年哥年輕時是單位的水電工,早年間單位是自負盈虧性質的,有附屬經營的賓館和市場,他就負責單位及賓館、市場的水電維護維修,忙得腳不沾地。
后來單位改制,賓館、市場和單位脫離,單位轉為事業單位,業務也單純了許多,年哥不再在一線奔波,他也開始坐辦公室了。
但年哥是個閑不下來的人。單位設有職工灶,單位提供灶具,食材購置及餐食準備皆由職工自助解決,年哥便主動承擔了這一項工作。
他還主動包攬了很多雜務。比如:打理綠植、下班關電閘、鎖門、打掃公共區域等。這些事務并不屬于年哥的工作范疇,但眼里有活的年哥總是一聲不吭地去干這些事情。當他經常這樣做了,人們慢慢理所當然地認定這是他的分內事。

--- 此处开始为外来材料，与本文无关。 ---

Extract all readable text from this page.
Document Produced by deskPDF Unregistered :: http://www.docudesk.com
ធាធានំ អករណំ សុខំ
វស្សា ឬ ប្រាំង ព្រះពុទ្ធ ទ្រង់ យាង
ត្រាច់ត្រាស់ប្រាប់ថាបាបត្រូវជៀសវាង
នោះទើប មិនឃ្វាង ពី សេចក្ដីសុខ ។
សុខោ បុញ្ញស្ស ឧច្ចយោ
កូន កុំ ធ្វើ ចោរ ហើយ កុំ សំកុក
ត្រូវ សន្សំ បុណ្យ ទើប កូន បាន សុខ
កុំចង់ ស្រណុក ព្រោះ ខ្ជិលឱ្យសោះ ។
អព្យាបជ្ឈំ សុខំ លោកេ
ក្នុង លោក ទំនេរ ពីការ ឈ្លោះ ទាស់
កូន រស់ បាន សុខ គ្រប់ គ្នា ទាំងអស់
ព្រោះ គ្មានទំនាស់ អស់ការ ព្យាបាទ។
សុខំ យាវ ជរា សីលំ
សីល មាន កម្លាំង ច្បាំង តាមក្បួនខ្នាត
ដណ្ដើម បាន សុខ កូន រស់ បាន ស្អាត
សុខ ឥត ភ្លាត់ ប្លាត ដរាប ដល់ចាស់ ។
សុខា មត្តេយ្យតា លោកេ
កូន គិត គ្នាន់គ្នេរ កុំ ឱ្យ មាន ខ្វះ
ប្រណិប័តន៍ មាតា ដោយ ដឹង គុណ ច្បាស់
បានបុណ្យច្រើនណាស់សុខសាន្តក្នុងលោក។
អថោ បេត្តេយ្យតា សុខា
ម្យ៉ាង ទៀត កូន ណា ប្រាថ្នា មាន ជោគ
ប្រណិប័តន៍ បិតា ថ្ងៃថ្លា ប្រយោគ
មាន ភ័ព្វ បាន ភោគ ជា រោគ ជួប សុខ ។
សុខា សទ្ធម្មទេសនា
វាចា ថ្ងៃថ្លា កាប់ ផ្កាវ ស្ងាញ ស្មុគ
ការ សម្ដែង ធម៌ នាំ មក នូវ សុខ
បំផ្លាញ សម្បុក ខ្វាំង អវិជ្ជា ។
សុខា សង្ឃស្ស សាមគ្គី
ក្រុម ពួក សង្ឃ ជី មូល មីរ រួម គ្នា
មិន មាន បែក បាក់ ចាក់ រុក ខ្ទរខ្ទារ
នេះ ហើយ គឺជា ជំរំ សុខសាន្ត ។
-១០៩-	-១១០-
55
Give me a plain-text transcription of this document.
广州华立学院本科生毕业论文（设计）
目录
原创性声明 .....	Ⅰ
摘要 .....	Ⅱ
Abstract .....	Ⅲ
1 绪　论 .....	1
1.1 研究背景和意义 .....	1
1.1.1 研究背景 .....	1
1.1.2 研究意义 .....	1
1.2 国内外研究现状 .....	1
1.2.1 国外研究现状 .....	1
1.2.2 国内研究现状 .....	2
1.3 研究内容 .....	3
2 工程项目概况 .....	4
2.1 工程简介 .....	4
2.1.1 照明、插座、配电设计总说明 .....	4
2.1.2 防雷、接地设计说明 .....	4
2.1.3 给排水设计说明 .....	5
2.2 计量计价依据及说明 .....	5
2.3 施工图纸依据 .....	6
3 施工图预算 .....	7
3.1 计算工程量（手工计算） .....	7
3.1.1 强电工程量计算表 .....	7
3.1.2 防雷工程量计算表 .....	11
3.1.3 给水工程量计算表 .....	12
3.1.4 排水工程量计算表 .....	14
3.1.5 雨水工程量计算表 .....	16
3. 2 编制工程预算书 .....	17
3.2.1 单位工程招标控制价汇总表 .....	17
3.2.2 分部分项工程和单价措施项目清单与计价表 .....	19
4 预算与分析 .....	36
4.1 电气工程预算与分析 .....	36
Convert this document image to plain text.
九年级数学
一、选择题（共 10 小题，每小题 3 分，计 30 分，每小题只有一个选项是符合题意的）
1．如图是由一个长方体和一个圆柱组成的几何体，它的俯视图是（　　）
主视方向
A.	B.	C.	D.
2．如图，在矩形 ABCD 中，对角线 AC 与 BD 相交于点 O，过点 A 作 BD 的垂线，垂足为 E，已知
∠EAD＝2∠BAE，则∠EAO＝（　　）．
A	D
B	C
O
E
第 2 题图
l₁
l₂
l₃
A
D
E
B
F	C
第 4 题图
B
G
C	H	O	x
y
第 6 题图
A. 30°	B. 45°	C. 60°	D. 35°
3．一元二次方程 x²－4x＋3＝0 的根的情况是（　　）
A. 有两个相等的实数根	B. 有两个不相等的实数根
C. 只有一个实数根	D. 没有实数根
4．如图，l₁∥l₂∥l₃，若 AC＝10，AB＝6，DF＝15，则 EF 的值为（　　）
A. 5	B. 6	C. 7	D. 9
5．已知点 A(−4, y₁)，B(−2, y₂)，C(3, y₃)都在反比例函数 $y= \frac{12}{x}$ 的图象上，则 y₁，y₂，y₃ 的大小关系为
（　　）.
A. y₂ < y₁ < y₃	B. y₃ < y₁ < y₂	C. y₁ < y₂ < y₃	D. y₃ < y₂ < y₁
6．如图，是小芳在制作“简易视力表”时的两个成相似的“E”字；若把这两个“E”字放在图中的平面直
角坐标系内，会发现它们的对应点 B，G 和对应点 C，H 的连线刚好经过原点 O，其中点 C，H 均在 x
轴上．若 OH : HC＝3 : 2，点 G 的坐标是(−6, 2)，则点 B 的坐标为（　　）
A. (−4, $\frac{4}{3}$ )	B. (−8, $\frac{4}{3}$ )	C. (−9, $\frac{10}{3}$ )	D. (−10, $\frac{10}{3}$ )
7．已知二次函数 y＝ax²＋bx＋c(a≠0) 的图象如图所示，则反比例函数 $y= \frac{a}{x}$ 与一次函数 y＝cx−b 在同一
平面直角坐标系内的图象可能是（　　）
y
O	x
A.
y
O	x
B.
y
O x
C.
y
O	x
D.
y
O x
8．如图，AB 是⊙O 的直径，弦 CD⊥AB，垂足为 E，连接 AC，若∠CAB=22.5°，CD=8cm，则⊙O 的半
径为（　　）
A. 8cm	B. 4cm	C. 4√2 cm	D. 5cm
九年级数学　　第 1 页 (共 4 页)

你看,年哥就是這樣的一個人:勤快、老好、不計較個人得失,也是一個爭氣的人。他總覺得自己總要對單位有點貢獻,才能匹配得上國家給自己發放的這些工資。
年哥每天提前一個小時到單位,打掃完公共區域,然后去菜市場買菜,回到辦公樓就一頭扎進廚房準備午飯。他坐在辦公室時間并不多,在辦公室時也常常和我聊天。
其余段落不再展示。